Air pollution from industrial factories came from two primary processes: burning of materials and production. The best way to eliminate emissions from burning is to reduce the amount of materials being burned; however, if elimination is not possible, steps can be taken to control burning and to control discharge through capture or other tools. Pollution from the production process can be reduced by minimizing leakage of polluting substances and using safer, less toxic chemicals. TEI has successfully helped organizations reduce both types of pollution by implementing PRTR, inventory improcements, and MSDS principles.

In addition to focusing on basic pollutants (SOx, NOx, dust, Ozone etc.), TEI has spent significant time working to reduce volatile organic compounds (VOCs), which among other harms are known to cause cancer. TEI has experts that can help factories inventory harmful chemical substances, monitor leakage, and implement pollution control in case of leakage. Currently, TEI is focusing on studying on non-point sources of VOC pollution, including from retail, agricultural, and household sources.

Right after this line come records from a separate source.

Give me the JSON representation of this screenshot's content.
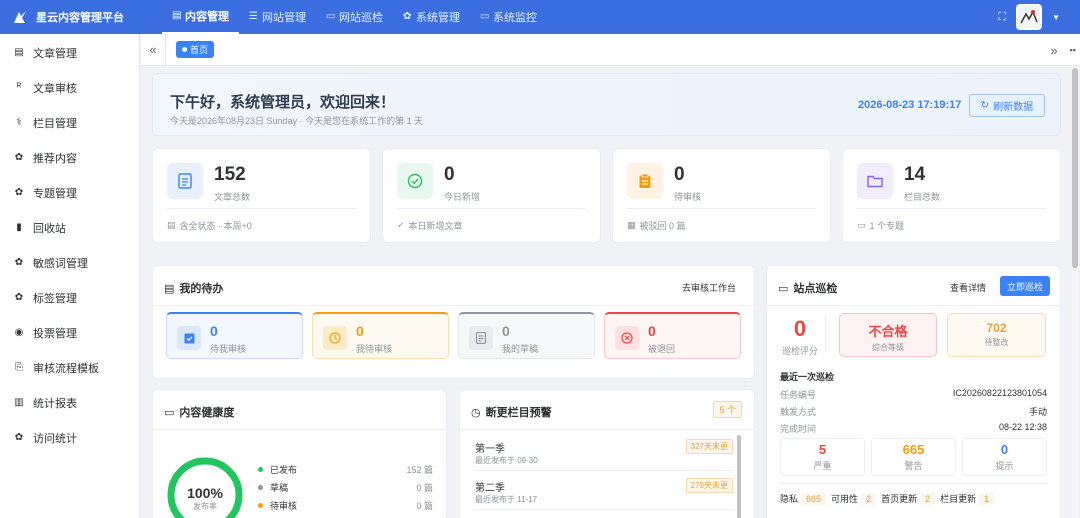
{
  "app": {
    "title": "星云内容管理平台"
  },
  "topnav": [
    {
      "label": "内容管理",
      "icon": "document-icon",
      "active": true
    },
    {
      "label": "网站管理",
      "icon": "list-icon",
      "active": false
    },
    {
      "label": "网站巡检",
      "icon": "monitor-icon",
      "active": false
    },
    {
      "label": "系统管理",
      "icon": "gear-icon",
      "active": false
    },
    {
      "label": "系统监控",
      "icon": "monitor-icon",
      "active": false
    }
  ],
  "sidebar": {
    "items": [
      {
        "label": "文章管理",
        "icon": "document-icon"
      },
      {
        "label": "文章审核",
        "icon": "user-icon"
      },
      {
        "label": "栏目管理",
        "icon": "tree-icon"
      },
      {
        "label": "推荐内容",
        "icon": "gear-icon"
      },
      {
        "label": "专题管理",
        "icon": "gear-icon"
      },
      {
        "label": "回收站",
        "icon": "trash-icon"
      },
      {
        "label": "敏感词管理",
        "icon": "gear-icon"
      },
      {
        "label": "标签管理",
        "icon": "gear-icon"
      },
      {
        "label": "投票管理",
        "icon": "target-icon"
      },
      {
        "label": "审核流程模板",
        "icon": "flow-icon"
      },
      {
        "label": "统计报表",
        "icon": "bar-chart-icon"
      },
      {
        "label": "访问统计",
        "icon": "gear-icon"
      }
    ]
  },
  "tabs": {
    "home": "首页"
  },
  "welcome": {
    "title": "下午好，系统管理员，欢迎回来！",
    "subtitle": "今天是2026年08月23日 Sunday · 今天是您在系统工作的第 1 天",
    "clock": "2026-08-23 17:19:17",
    "refresh_label": "刷新数据"
  },
  "stats": [
    {
      "value": "152",
      "label": "文章总数",
      "foot": "含全状态 · 本周+0",
      "color": "#3b82f6",
      "bg": "#e8f0fe",
      "icon": "document-icon",
      "foot_icon": "document-icon"
    },
    {
      "value": "0",
      "label": "今日新增",
      "foot": "本日新增文章",
      "color": "#22c55e",
      "bg": "#e7f8ee",
      "icon": "check-circle-icon",
      "foot_icon": "check-circle-icon"
    },
    {
      "value": "0",
      "label": "待审核",
      "foot": "被驳回 0 篇",
      "color": "#f59e0b",
      "bg": "#fef3e2",
      "icon": "clipboard-icon",
      "foot_icon": "trash-icon"
    },
    {
      "value": "14",
      "label": "栏目总数",
      "foot": "1 个专题",
      "color": "#8b5cf6",
      "bg": "#f1ecfe",
      "icon": "folder-icon",
      "foot_icon": "folder-icon"
    }
  ],
  "todo": {
    "title": "我的待办",
    "link": "去审核工作台",
    "items": [
      {
        "value": "0",
        "label": "待我审核",
        "color": "#3b82f6",
        "bg": "#f3f7fe",
        "border": "#c9dbf8"
      },
      {
        "value": "0",
        "label": "我待审核",
        "color": "#f59e0b",
        "bg": "#fefaf2",
        "border": "#f7dfb5"
      },
      {
        "value": "0",
        "label": "我的草稿",
        "color": "#909399",
        "bg": "#f7f8fa",
        "border": "#e4e7ed"
      },
      {
        "value": "0",
        "label": "被退回",
        "color": "#ef4444",
        "bg": "#fef5f5",
        "border": "#f9caca"
      }
    ]
  },
  "inspection": {
    "title": "站点巡检",
    "detail_link": "查看详情",
    "run_button": "立即巡检",
    "score": "0",
    "score_label": "巡检评分",
    "grade": "不合格",
    "grade_label": "综合等级",
    "pending": "702",
    "pending_label": "待整改",
    "last_title": "最近一次巡检",
    "fields": [
      {
        "k": "任务编号",
        "v": "IC20260822123801054"
      },
      {
        "k": "触发方式",
        "v": "手动"
      },
      {
        "k": "完成时间",
        "v": "08-22 12:38"
      }
    ],
    "severity": [
      {
        "value": "5",
        "label": "严重",
        "color": "#ef4444"
      },
      {
        "value": "665",
        "label": "警告",
        "color": "#f59e0b"
      },
      {
        "value": "0",
        "label": "提示",
        "color": "#3b82f6"
      }
    ],
    "categories": [
      {
        "label": "隐私",
        "count": "665"
      },
      {
        "label": "可用性",
        "count": "2"
      },
      {
        "label": "首页更新",
        "count": "2"
      },
      {
        "label": "栏目更新",
        "count": "1"
      }
    ]
  },
  "health": {
    "title": "内容健康度",
    "percent": "100%",
    "percent_label": "发布率",
    "percent_value": 1.0,
    "legend": [
      {
        "label": "已发布",
        "count": "152 篇",
        "color": "#22c55e"
      },
      {
        "label": "草稿",
        "count": "0 篇",
        "color": "#909399"
      },
      {
        "label": "待审核",
        "count": "0 篇",
        "color": "#f59e0b"
      }
    ]
  },
  "alerts": {
    "title": "断更栏目预警",
    "count": "5 个",
    "items": [
      {
        "name": "第一季",
        "date": "最近发布于 09-30",
        "tag": "327天未更"
      },
      {
        "name": "第二季",
        "date": "最近发布于 11-17",
        "tag": "279天未更"
      }
    ]
  }
}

Open burning, conducted to satisfy a demand for a faster and more convenient harvest and replant rice, corn, sugarcane, cassava production, as well as forest burning for mushroom or sweet leaf has led to air pollution, impacts on scenery and tourism, long-term health effects. TEI has cooperated with the Pollution Control Department to systematize the burning of agricultural sector in many provinces and to help some adopt bio-path agriculture to reduce burning, smog and global warming.

Chemical pollution is dangerous and important to monitor and reduce. TEI has developed measures and tools to handle chemical pollution for several important partners, including the development of management and administration systems for local government, measurement of pollution control efforts, economic measures to control both industrial and agricultural pollution, and the development of indicators for good environmental management. TEI also sits on a committee to develop a chemical management plan for the National Committee of Strategic Development in Chemical Management.

Additionally, TEI has has helped demonstrate of the application of new technologies for management, develop guidelines for improving management, and build capacity within organizations. TEI has also developed a model school to educate young people on chemical dangers. Through this, concepts of sustainable development, global warming reduction, sufficient economy, and cost-effective and sustainable consumption of energy and natural resources have been integrated into the curriculum in school systems across Thailand. TEI has also helped schools build capacity within their faculty to continually drive youth learning around issues of environment and pollution control, a core building block for TEI’s goal of creating a low-carbon society and improving the overall quality of life for people in Thailand.

Along with ongoing work to support environmental education, pollution reduction activities, and develop cooperative alliances, TEI also helped develop the database of chemical usage of Thailand which tracks the production, import and export of dangerous chemicals. This data was analyzed to develop a comprehensive picture of chemical management in Thailand between 2007 and 2011 under the Pollutant Release and Transfer Register project.